Columnist Tim Skubick doesn’t like term limits, and a recent column suggests he also may not appreciate lawmaker attempts to openly rein in the bloated spending habits of Michigan’s government universities:

Here’s where terms [sic] limits fits in. Years ago university honchos and house budget writers had what’s called a relationship. Sure, they had their disagreements, but an unseemly public back and forth, such as this, would have been worked out in the back room, not center stage.

Term limits prevent that because none of the lawmakers have been around long enough to mold that bond of trust.

Mr. Skubick is correct that such backroom deals were how higher education funding was done in the past. Here’s how I described the process in a 2006 Detroit News Op-Ed: “Currently, each university’s state funding is determined by what amounts to legislative mud-wrestling. The colleges send their lobbyists into the appropriations pit, and each battles for a bigger piece of the pie.”

What Skubick left out was the unseemly outcome of this secret political class deal-making. I gave some details in the academic paper on which that Detroit News piece was based:

For example, it is not a coincidence that for many years Rep. Dominic Jacobetti of Negaunee in the Upper Peninsula dominated the pre-term limits appropriations process, and the fact that Northern Michigan University in Marquette receives from 22 percent to 106 percent more than every other “non-research” university, except for Michigan Tech, another school in the western Upper Peninsula.

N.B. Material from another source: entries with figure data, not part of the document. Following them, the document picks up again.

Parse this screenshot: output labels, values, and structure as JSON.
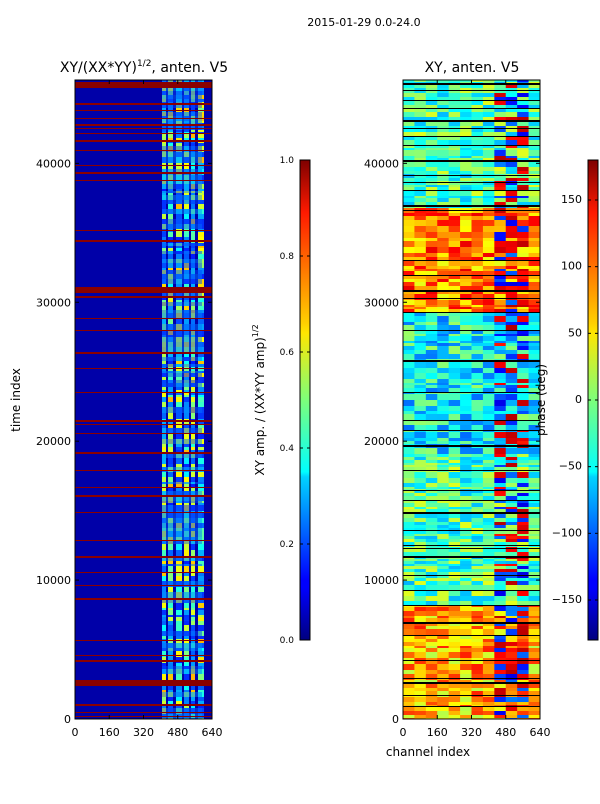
{
  "suptitle": "2015-01-29 0.0-24.0",
  "chart_data": [
    {
      "type": "heatmap",
      "title_main": "XY/(XX*YY)",
      "title_exp": "1/2",
      "title_tail": ", anten. V5",
      "xlabel": "",
      "ylabel": "time index",
      "xlim": [
        0,
        640
      ],
      "ylim": [
        0,
        46000
      ],
      "xticks": [
        0,
        160,
        320,
        480,
        640
      ],
      "yticks": [
        0,
        10000,
        20000,
        30000,
        40000
      ],
      "colorbar": {
        "label_main": "XY amp. / (XX*YY amp)",
        "label_exp": "1/2",
        "range": [
          0,
          1
        ],
        "ticks": [
          "0.0",
          "0.2",
          "0.4",
          "0.6",
          "0.8",
          "1.0"
        ]
      }
    },
    {
      "type": "heatmap",
      "title": "XY, anten. V5",
      "xlabel": "channel index",
      "ylabel": "",
      "xlim": [
        0,
        640
      ],
      "ylim": [
        0,
        46000
      ],
      "xticks": [
        0,
        160,
        320,
        480,
        640
      ],
      "yticks": [
        0,
        10000,
        20000,
        30000,
        40000
      ],
      "colorbar": {
        "label": "phase (deg)",
        "range": [
          -180,
          180
        ],
        "ticks": [
          -150,
          -100,
          -50,
          0,
          50,
          100,
          150
        ]
      }
    }
  ]
}
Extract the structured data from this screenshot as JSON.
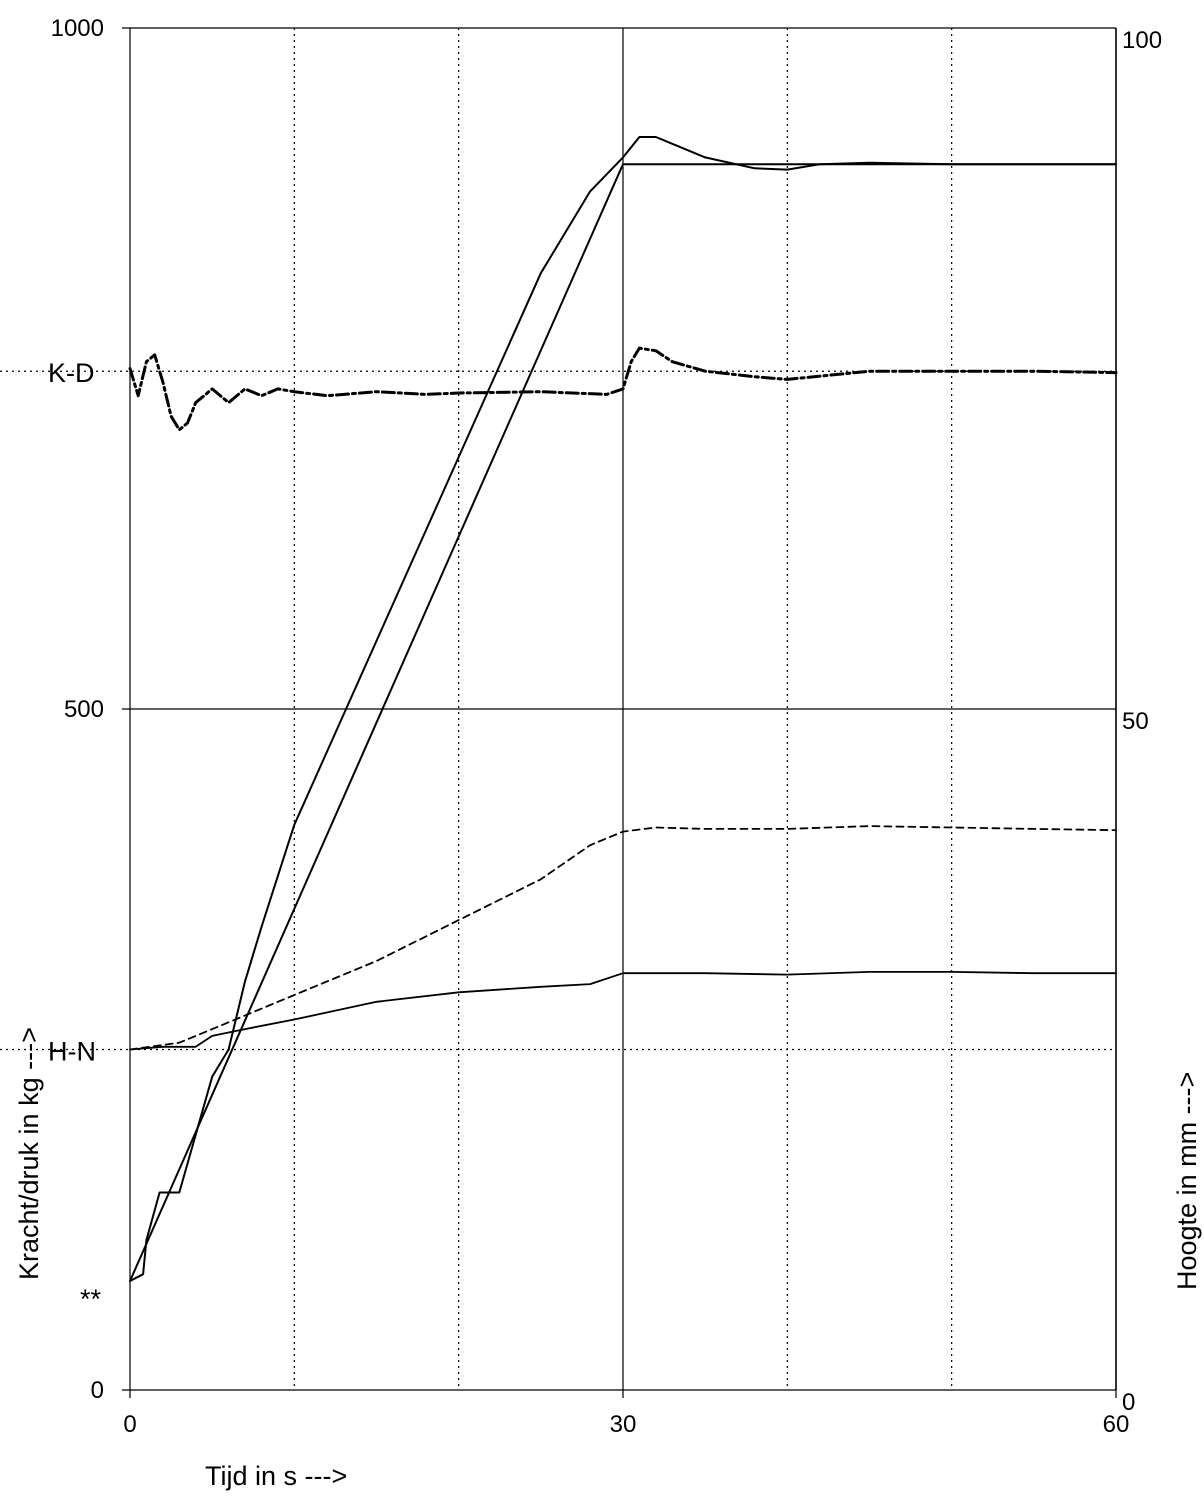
{
  "chart_data": {
    "type": "line",
    "title": "",
    "xlabel": "Tijd in s --->",
    "ylabel_left": "Kracht/druk in kg --->",
    "ylabel_right": "Hoogte in mm --->",
    "xlim": [
      0,
      60
    ],
    "ylim_left": [
      0,
      1000
    ],
    "ylim_right": [
      0,
      100
    ],
    "x_ticks": [
      "0",
      "30",
      "60"
    ],
    "y_left_ticks": [
      "0",
      "500",
      "1000"
    ],
    "y_right_ticks": [
      "0",
      "50",
      "100"
    ],
    "grid": {
      "horizontal": [
        0,
        500,
        1000
      ],
      "vertical_solid": [
        0,
        30,
        60
      ],
      "vertical_dotted": [
        10,
        20,
        40,
        50
      ]
    },
    "reference_lines": [
      {
        "label": "K-D",
        "y": 748
      },
      {
        "label": "H-N",
        "y": 250
      }
    ],
    "annotation": "**",
    "series": [
      {
        "style": "solid",
        "axis": "left",
        "x": [
          0,
          30,
          60
        ],
        "y": [
          80,
          900,
          900
        ]
      },
      {
        "style": "solid",
        "axis": "left",
        "x": [
          0,
          0.8,
          1,
          1.8,
          3,
          5,
          6,
          7,
          8,
          10,
          15,
          20,
          25,
          28,
          30,
          31,
          32,
          33,
          35,
          38,
          40,
          42,
          45,
          50,
          55,
          60
        ],
        "y": [
          80,
          85,
          110,
          145,
          145,
          230,
          250,
          300,
          340,
          415,
          550,
          685,
          820,
          880,
          905,
          920,
          920,
          915,
          905,
          897,
          896,
          900,
          901,
          900,
          900,
          900
        ]
      },
      {
        "style": "dash-dot",
        "axis": "left",
        "x": [
          0,
          0.5,
          1,
          1.5,
          2,
          2.5,
          3,
          3.5,
          4,
          5,
          6,
          7,
          8,
          9,
          10,
          12,
          15,
          18,
          20,
          25,
          29,
          30,
          30.5,
          31,
          32,
          33,
          35,
          38,
          40,
          45,
          50,
          55,
          60
        ],
        "y": [
          750,
          730,
          755,
          760,
          740,
          715,
          705,
          710,
          725,
          735,
          725,
          735,
          730,
          735,
          733,
          730,
          733,
          731,
          732,
          733,
          731,
          735,
          755,
          765,
          763,
          755,
          748,
          744,
          742,
          748,
          748,
          748,
          747
        ]
      },
      {
        "style": "dashed",
        "axis": "left",
        "x": [
          0,
          3,
          5,
          7,
          10,
          15,
          20,
          25,
          28,
          30,
          32,
          35,
          40,
          45,
          50,
          55,
          60
        ],
        "y": [
          250,
          255,
          265,
          275,
          290,
          315,
          345,
          375,
          400,
          410,
          413,
          412,
          412,
          414,
          413,
          412,
          411
        ]
      },
      {
        "style": "solid-thin",
        "axis": "left",
        "x": [
          0,
          2,
          4,
          5,
          7,
          10,
          15,
          20,
          25,
          28,
          30,
          35,
          40,
          45,
          50,
          55,
          60
        ],
        "y": [
          250,
          252,
          252,
          260,
          265,
          272,
          285,
          292,
          296,
          298,
          306,
          306,
          305,
          307,
          307,
          306,
          306
        ]
      }
    ]
  }
}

Similarly, while Sen. Joe Schwartz chaired the Senate Higher Education Appropriations subcommittee, his alma mater the University of Michigan did very well in garnering an outsized proportion of the budget. When the Detroit legislative delegation had more clout than it does today, and Rep. Morris Hood of Detroit chaired the House Higher Education Appropriations subcommittee, Wayne State saw its funding boosted. 

That paper and article proposed replacing these perverse outcomes with a system in which a fixed amount of state money follows the student, increasing the incentives for universities to contain costs and increase value by making them compete in the marketplace rather than the appropriations mud pit.

Incidentally, this concept recently got support from an unlikely source: a proposal by Democratic legislators to pay the college tuition of every Michigan student. My colleague Michael Van Beek, director of education policy at the Mackinac Center, explained the flaws in that part of the measure, but also praised some other aspects:

There are two redeeming characteristics of the Michigan2020 plan. Its estimated $1.8 billion price tag would apparently be paid for by cutting "corporate welfare" by 10 percent, and it essentially "voucherizes" state funding of higher education. Mackinac Center analysts have long-supported these two policies, as they reduce the unfair competitive advantage politically favored businesses and public universities enjoy through discriminatory tax breaks and appropriations-based funding.